I never meant to leave my home permanently. Whole generations of my family have lived and died in the Pacific Northwest of the United States of America having made tentative (but very temporary) forays into other places. But they always came home. I didn't. Not permanently anyway. And for the life of me sometimes I don't understand why. It just happened. A sequence of events that had its own momentum and has taken me to this place and this time which could be anywhere and nowhere all at once.

There is nothing particularly unique in my experience. France is a nation of immigrants and I meet people (Serb taxi drivers, Algerian system administrators, and so on) who struggle with the same things. Struggling with language and cultural differences, wanting to go home, wanting to stay in our adopted world. Feeling safe, feeling scared. Feeling connected and then feeling so foreign.

But if I had a chance to do it all again, I would. What I lost (loss of place, identity, language) has been more than compensated by the truly remarkable people I have met and the places I have experienced. I have lived in two of the world's great cities: Paris and Tokyo. I went to India and fell in love with Chennai, Mumbai and Bangalore. Most recently I have discovered parts of my own country that I never knew before, , Detroit, Boston and Providence. . Everywhere I go, I marvel at the ingenuity, passion, ambition and energy of the people I meet.

I have never seen a culture or language that was not complex or beautiful in its own particular way once I surrendered myself to it. And as I enter the second half of my life I believe that I am so fortunate and so blessed to have had the chance to experience some of this complexity and beauty. This is a chance my grand-parents and great-grand-parents never had. They had roots and continuity; I have something else.

From Eva Hoffman's Lost in Translation:

"Multivalence is no more than a condition of contemporary awareness, and no more than the contemporary world demands. The weight of the world used to be vertical: it used to come from the past, or from the hierarchy of heaven and earth and hell; now it's horizontal, made up of the endless multiplicity of events going on at once and pressing at each moment on our minds and our living rooms.
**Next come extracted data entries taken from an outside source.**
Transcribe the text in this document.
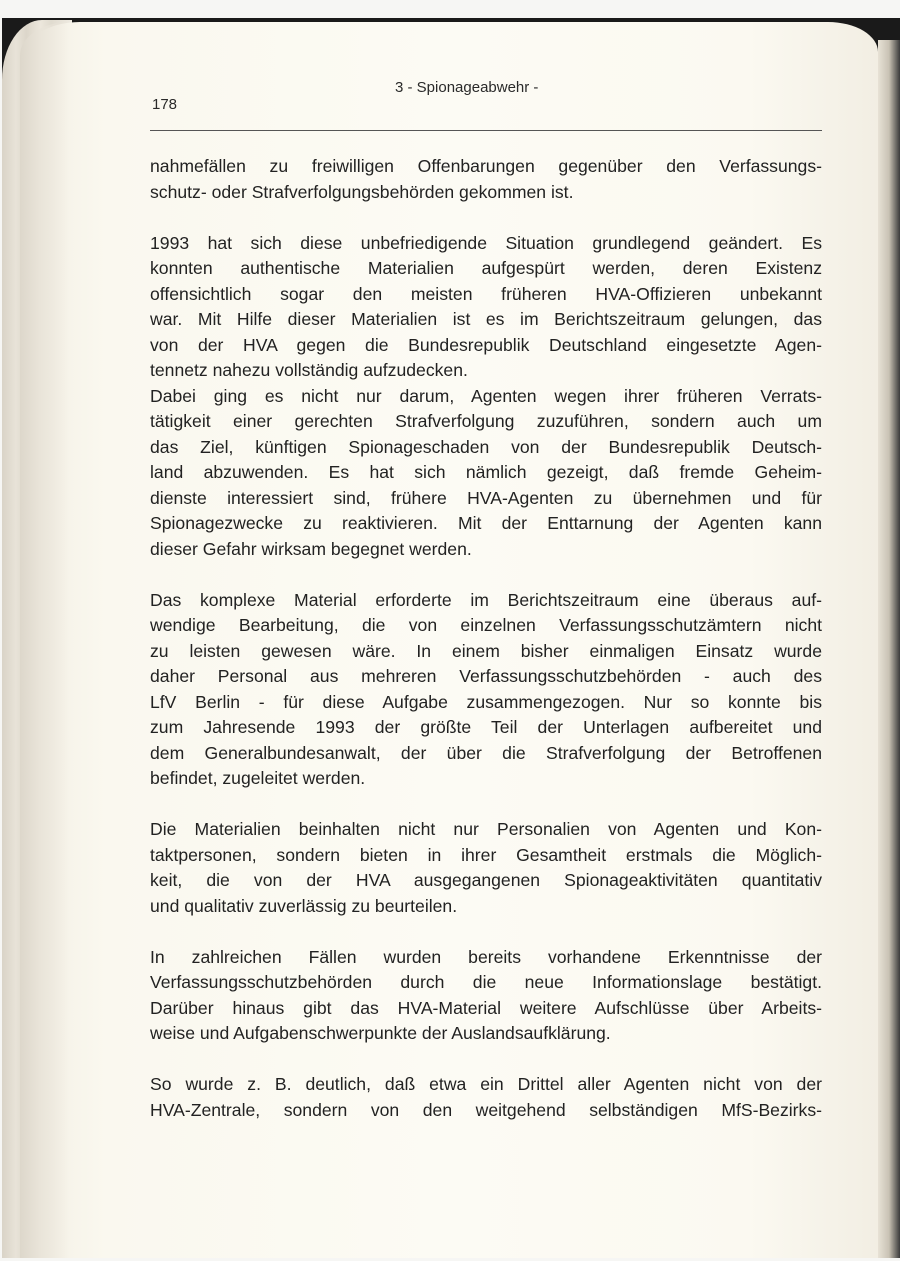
3 - Spionageabwehr -
178

nahmefällen zu freiwilligen Offenbarungen gegenüber den Verfassungs-
schutz- oder Strafverfolgungsbehörden gekommen ist.

1993 hat sich diese unbefriedigende Situation grundlegend geändert. Es
konnten authentische Materialien aufgespürt werden, deren Existenz
offensichtlich sogar den meisten früheren HVA-Offizieren unbekannt
war. Mit Hilfe dieser Materialien ist es im Berichtszeitraum gelungen, das
von der HVA gegen die Bundesrepublik Deutschland eingesetzte Agen-
tennetz nahezu vollständig aufzudecken.

Dabei ging es nicht nur darum, Agenten wegen ihrer früheren Verrats-
tätigkeit einer gerechten Strafverfolgung zuzuführen, sondern auch um
das Ziel, künftigen Spionageschaden von der Bundesrepublik Deutsch-
land abzuwenden. Es hat sich nämlich gezeigt, daß fremde Geheim-
dienste interessiert sind, frühere HVA-Agenten zu übernehmen und für
Spionagezwecke zu reaktivieren. Mit der Enttarnung der Agenten kann
dieser Gefahr wirksam begegnet werden.

Das komplexe Material erforderte im Berichtszeitraum eine überaus auf-
wendige Bearbeitung, die von einzelnen Verfassungsschutzämtern nicht
zu leisten gewesen wäre. In einem bisher einmaligen Einsatz wurde
daher Personal aus mehreren Verfassungsschutzbehörden - auch des
LfV Berlin - für diese Aufgabe zusammengezogen. Nur so konnte bis
zum Jahresende 1993 der größte Teil der Unterlagen aufbereitet und
dem Generalbundesanwalt, der über die Strafverfolgung der Betroffenen
befindet, zugeleitet werden.

Die Materialien beinhalten nicht nur Personalien von Agenten und Kon-
taktpersonen, sondern bieten in ihrer Gesamtheit erstmals die Möglich-
keit, die von der HVA ausgegangenen Spionageaktivitäten quantitativ
und qualitativ zuverlässig zu beurteilen.

In zahlreichen Fällen wurden bereits vorhandene Erkenntnisse der
Verfassungsschutzbehörden durch die neue Informationslage bestätigt.
Darüber hinaus gibt das HVA-Material weitere Aufschlüsse über Arbeits-
weise und Aufgabenschwerpunkte der Auslandsaufklärung.

So wurde z. B. deutlich, daß etwa ein Drittel aller Agenten nicht von der
HVA-Zentrale, sondern von den weitgehend selbständigen MfS-Bezirks-
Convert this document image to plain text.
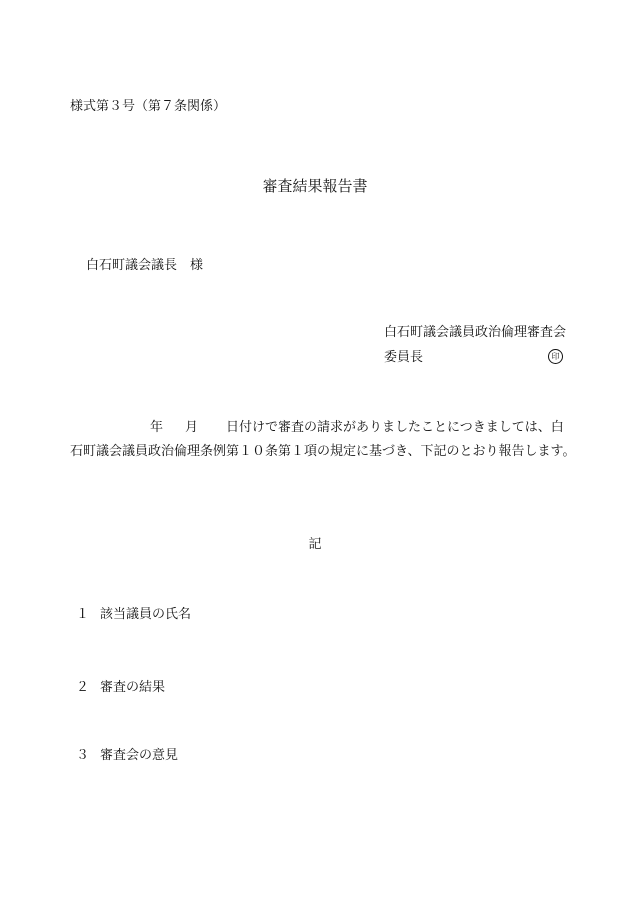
様式第３号（第７条関係）
審査結果報告書
白石町議会議長　様
白石町議会議員政治倫理審査会
委員長	印
年 月 日付けで審査の請求がありましたことにつきましては、白
石町議会議員政治倫理条例第１０条第１項の規定に基づき、下記のとおり報告します。
記
１ 該当議員の氏名
２ 審査の結果
３ 審査会の意見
Dislocation is the norm rather than the aberration in our time, but even in the unlikely event that we spend an entire lifetime in one place, the fabulous diverseness with which we live reminds us constantly that we are no longer the norm or the center, that there is no one geographic center pulling the world together and glowing with the allure of the real thing; there are instead, scattered nodules competing for our attention. New York, Warsaw, Tehran, Tokyo, Kabul - they all make claims on our imagination, all remind us that in this decentered world, that every competing center makes us marginal."